We had to let our little boy go today. Five years of living with the sweetest kitten in the world, and he became ill in the blink of an eye.
You know going into pet adoption that their little lives are shorter and more fragile than our own, but you choose to risk the grief and the pain anyway, because the unconditional love you get is so worth it. You can’t prepare for this sort of pain, though.
I remember the first time I saw Stitch. He was in the window of a vet clinic near where I worked. I was going through one of the roughest times of my life and fell instantly in love. I went in to see him, and he buried his tiny little face in my elbow and purred. Mark said that he had claimed me as his own. Less than a month later, we took him home.

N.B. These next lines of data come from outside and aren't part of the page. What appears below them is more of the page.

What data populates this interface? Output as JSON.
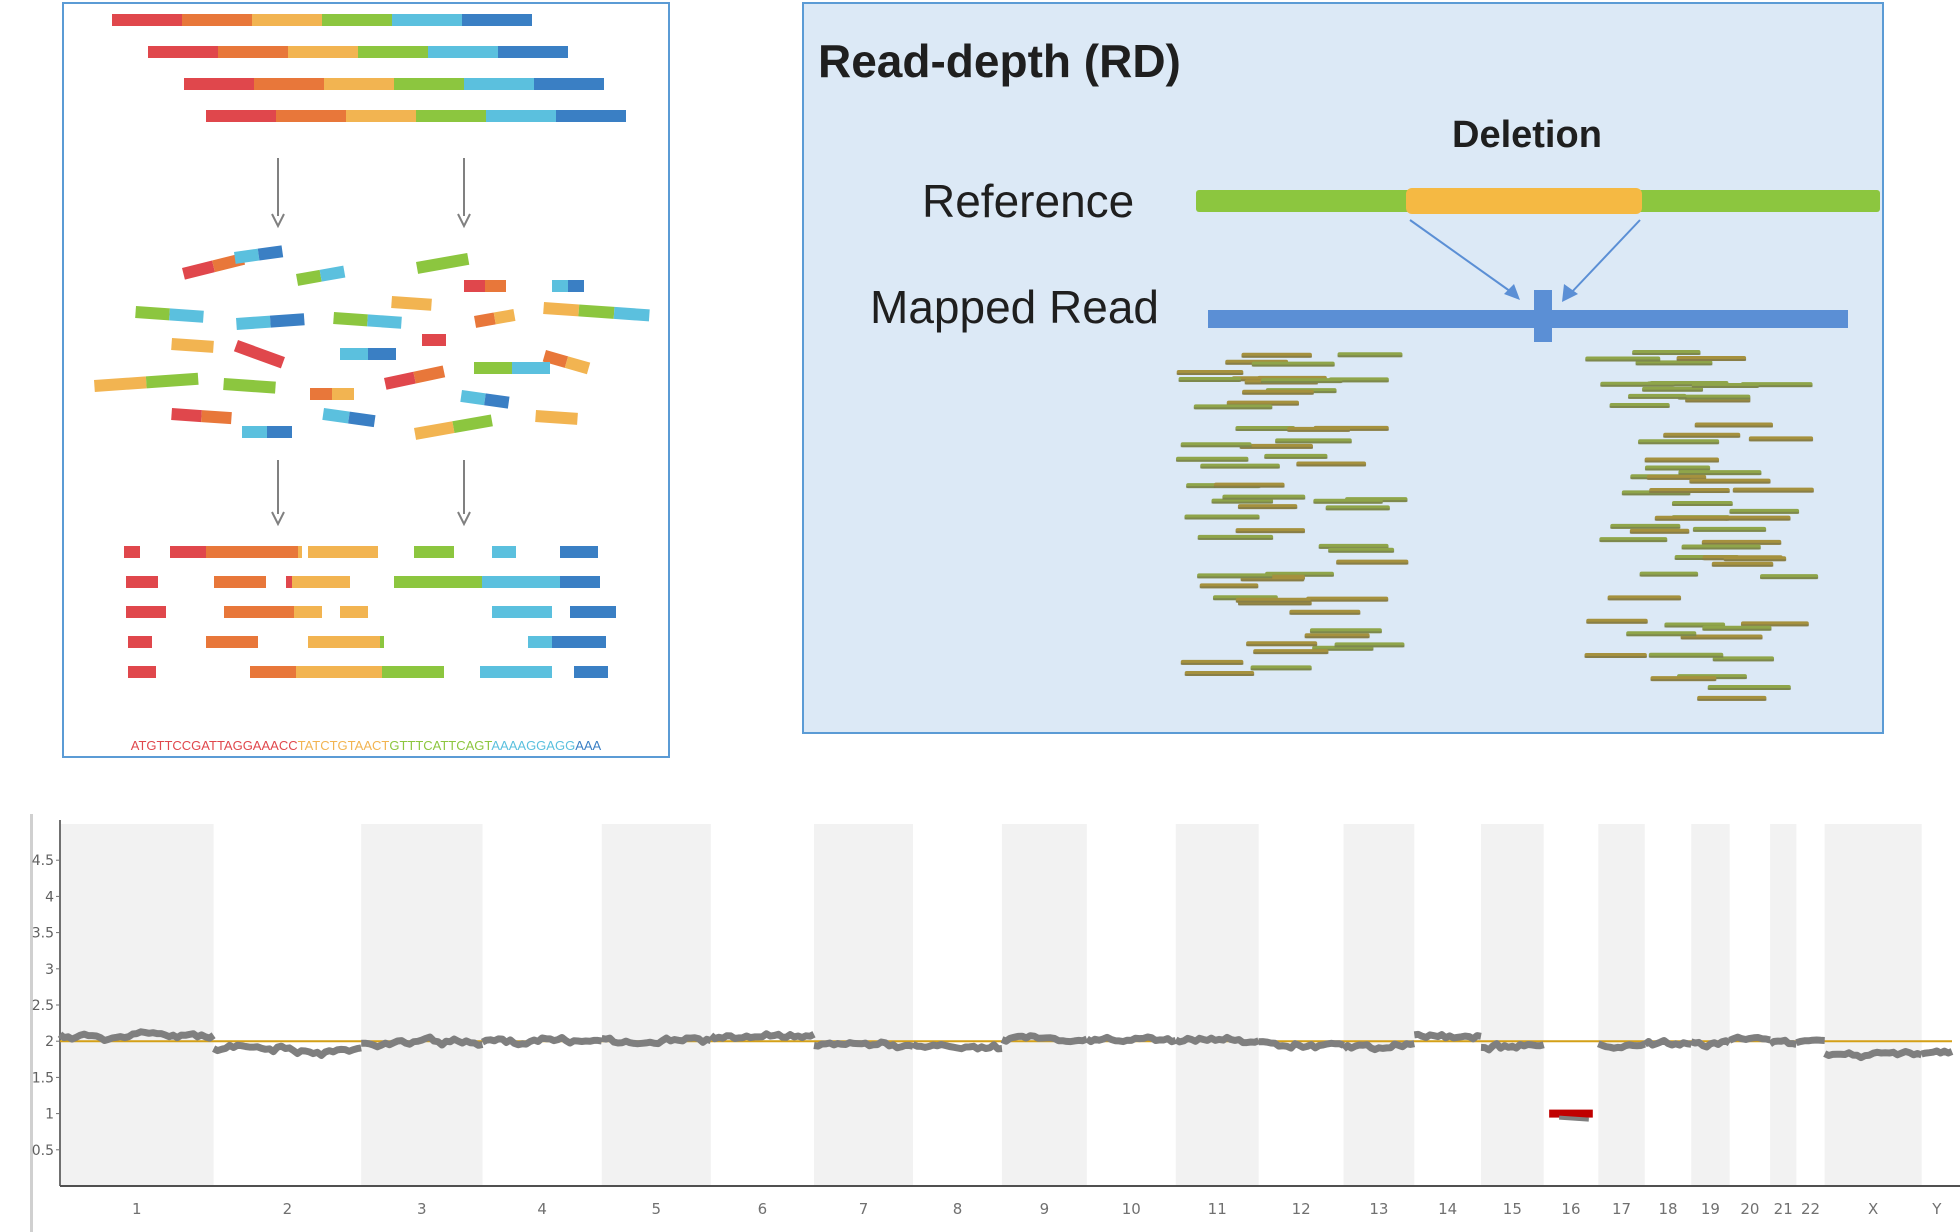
{
  "left_panel": {
    "sequence": [
      {
        "text": "ATGTTCCGATTAGGAAACC",
        "color": "#e0474c"
      },
      {
        "text": "TATCTGTAACT",
        "color": "#f2b451"
      },
      {
        "text": "GTTTCATTCAGT",
        "color": "#8cc63f"
      },
      {
        "text": "AAAAGGAGG",
        "color": "#5bc0de"
      },
      {
        "text": "AAA",
        "color": "#3a7fc4"
      }
    ]
  },
  "right_panel": {
    "title": "Read-depth (RD)",
    "deletion_label": "Deletion",
    "reference_label": "Reference",
    "mapped_read_label": "Mapped Read"
  },
  "colors": {
    "red": "#e0474c",
    "orange": "#e8773a",
    "yellow": "#f2b451",
    "green": "#8cc63f",
    "light_blue": "#5bc0de",
    "blue": "#3a7fc4",
    "reference_green": "#8cc63f",
    "deletion_yellow": "#f5b943",
    "mapped_blue": "#5b8fd5",
    "baseline": "#d4a017",
    "cnv_trace": "#7f7f7f",
    "cnv_deletion": "#c00000",
    "band_shade": "#f2f2f2"
  },
  "chart_data": {
    "type": "scatter",
    "title": "",
    "xlabel": "",
    "ylabel": "",
    "ylim": [
      0,
      5
    ],
    "yticks": [
      "0.5",
      "1",
      "1.5",
      "2",
      "2.5",
      "3",
      "3.5",
      "4",
      "4.5"
    ],
    "baseline": 2,
    "chromosomes": [
      "1",
      "2",
      "3",
      "4",
      "5",
      "6",
      "7",
      "8",
      "9",
      "10",
      "11",
      "12",
      "13",
      "14",
      "15",
      "16",
      "17",
      "18",
      "19",
      "20",
      "21",
      "22",
      "X",
      "Y"
    ],
    "segments": [
      {
        "chr": "1",
        "copy_number": 2.07
      },
      {
        "chr": "2",
        "copy_number": 1.88
      },
      {
        "chr": "3",
        "copy_number": 1.98
      },
      {
        "chr": "4",
        "copy_number": 2.0
      },
      {
        "chr": "5",
        "copy_number": 2.02
      },
      {
        "chr": "6",
        "copy_number": 2.05
      },
      {
        "chr": "7",
        "copy_number": 1.94
      },
      {
        "chr": "8",
        "copy_number": 1.92
      },
      {
        "chr": "9",
        "copy_number": 2.02
      },
      {
        "chr": "10",
        "copy_number": 2.0
      },
      {
        "chr": "11",
        "copy_number": 2.0
      },
      {
        "chr": "12",
        "copy_number": 1.97
      },
      {
        "chr": "13",
        "copy_number": 1.93
      },
      {
        "chr": "14",
        "copy_number": 2.08
      },
      {
        "chr": "15",
        "copy_number": 1.92
      },
      {
        "chr": "16",
        "copy_number": 1.0
      },
      {
        "chr": "17",
        "copy_number": 1.95
      },
      {
        "chr": "18",
        "copy_number": 1.97
      },
      {
        "chr": "19",
        "copy_number": 1.98
      },
      {
        "chr": "20",
        "copy_number": 2.02
      },
      {
        "chr": "21",
        "copy_number": 2.0
      },
      {
        "chr": "22",
        "copy_number": 2.0
      },
      {
        "chr": "X",
        "copy_number": 1.8
      },
      {
        "chr": "Y",
        "copy_number": 1.85
      }
    ]
  }
}
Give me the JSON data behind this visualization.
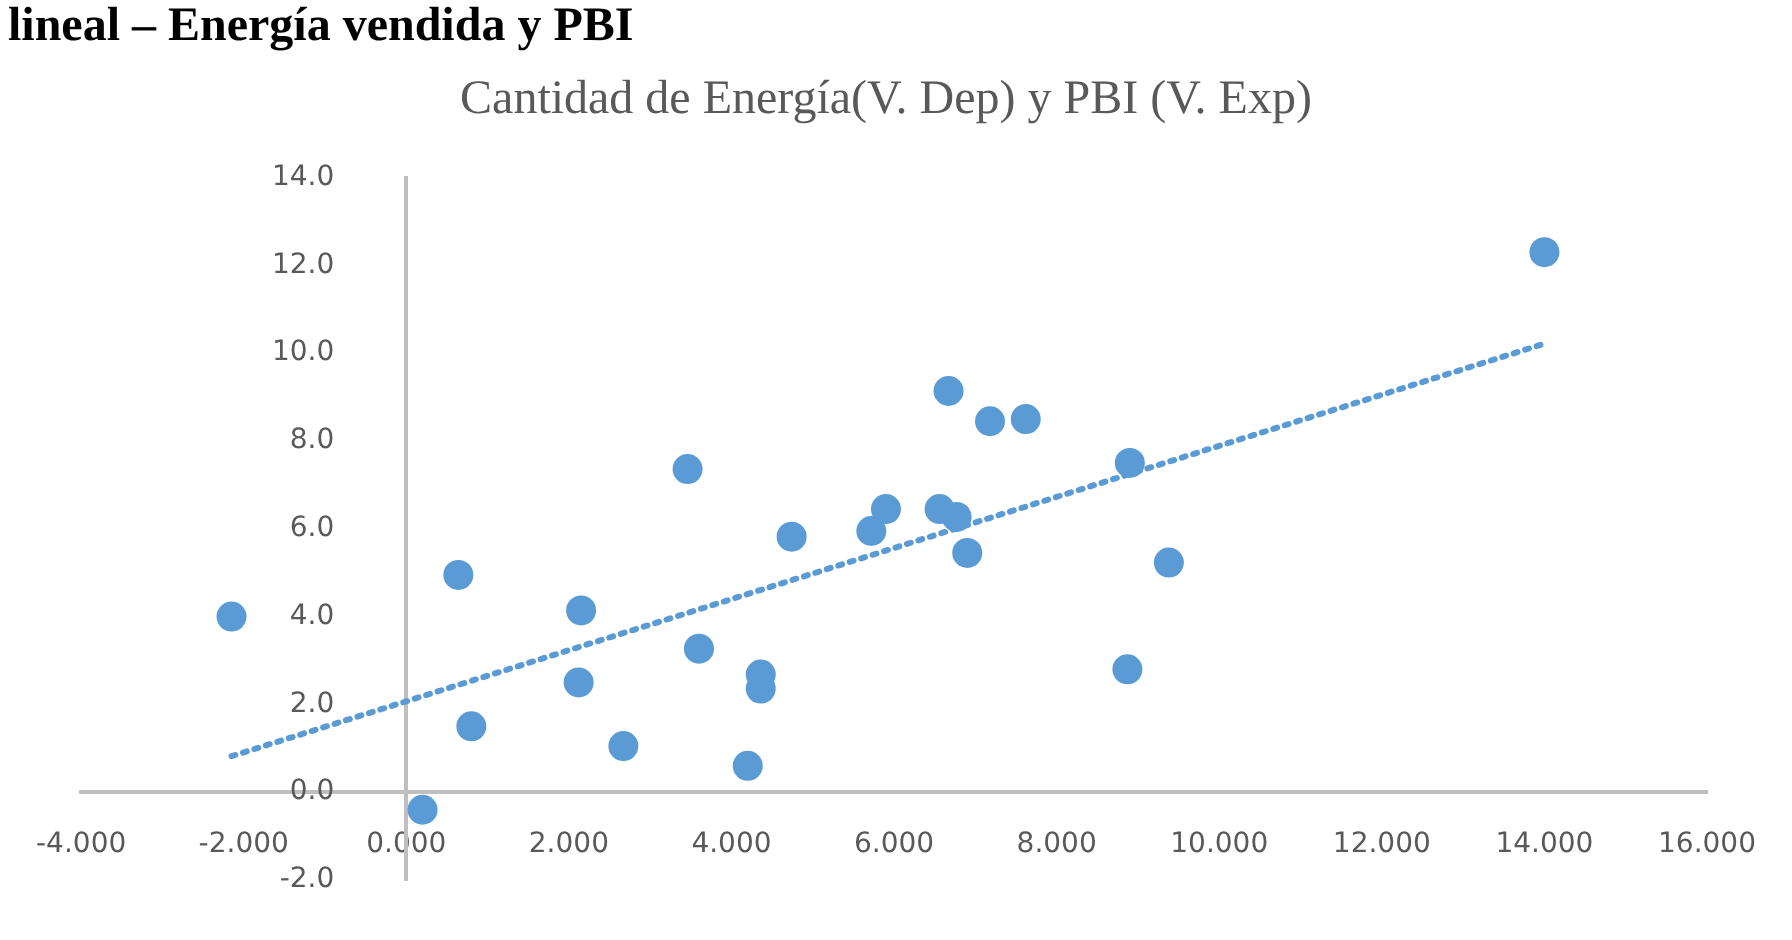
{
  "chart_data": {
    "type": "scatter",
    "title": "Cantidad de Energía(V. Dep) y PBI (V. Exp)",
    "annotations": [
      "lineal – Energía vendida y PBI"
    ],
    "series": [
      {
        "color": "#5b9bd5",
        "marker": "circle",
        "x": [
          -2.15,
          0.2,
          0.64,
          0.8,
          2.15,
          2.12,
          2.67,
          3.46,
          3.6,
          4.36,
          4.36,
          4.2,
          4.74,
          5.72,
          5.9,
          6.56,
          6.67,
          6.77,
          6.9,
          7.18,
          7.62,
          8.9,
          8.87,
          9.38,
          14.0
        ],
        "values": [
          4.0,
          -0.4,
          4.95,
          1.5,
          4.14,
          2.5,
          1.05,
          7.36,
          3.27,
          2.68,
          2.36,
          0.6,
          5.82,
          5.95,
          6.45,
          6.45,
          9.14,
          6.27,
          5.45,
          8.45,
          8.5,
          7.5,
          2.8,
          5.23,
          12.3
        ]
      },
      {
        "type": "line",
        "color": "#5b9bd5",
        "line_style": "dotted",
        "x": [
          -2.15,
          13.97
        ],
        "values": [
          0.82,
          10.2
        ]
      }
    ],
    "xlim": [
      -4,
      16
    ],
    "ylim": [
      -2,
      14
    ],
    "xticks": [
      {
        "value": -4,
        "label": "-4.000"
      },
      {
        "value": -2,
        "label": "-2.000"
      },
      {
        "value": 0,
        "label": "0.000"
      },
      {
        "value": 2,
        "label": "2.000"
      },
      {
        "value": 4,
        "label": "4.000"
      },
      {
        "value": 6,
        "label": "6.000"
      },
      {
        "value": 8,
        "label": "8.000"
      },
      {
        "value": 10,
        "label": "10.000"
      },
      {
        "value": 12,
        "label": "12.000"
      },
      {
        "value": 14,
        "label": "14.000"
      },
      {
        "value": 16,
        "label": "16.000"
      }
    ],
    "yticks": [
      {
        "value": -2,
        "label": "-2.0"
      },
      {
        "value": 0,
        "label": "0.0"
      },
      {
        "value": 2,
        "label": "2.0"
      },
      {
        "value": 4,
        "label": "4.0"
      },
      {
        "value": 6,
        "label": "6.0"
      },
      {
        "value": 8,
        "label": "8.0"
      },
      {
        "value": 10,
        "label": "10.0"
      },
      {
        "value": 12,
        "label": "12.0"
      },
      {
        "value": 14,
        "label": "14.0"
      }
    ],
    "grid": false,
    "legend": false
  }
}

He was the sweetest thing. He loved absolutely everybody, and was the most social cat – he always had to know what was going on. He never bit or hissed or got upset. He was tolerant and patient and won everyone over with his tiny squeak of a meow.
He was the quirkiest cat, too. He loved spinach and would beg for it every time it was in the house. He was also incredibly curious about human food and loved to sniff whatever I had to eat. I would let him, because he was well-behaved enough to never eat it.
He had a habit of bopping Mark on the chin – he would climb up on top of him and try to nibble on his beard at night. I swear there was never a friendlier cat.
I don’t know how to process him being gone. I keep expecting to hear him from the other room, and I keep wishing I could snuggle him again. I would do anything to bring him back, but it is comforting to know he isn’t sick anymore.
If you’re reading this and you have a pet, please give them extra love today, for me. You never know when it might be your last snuggle.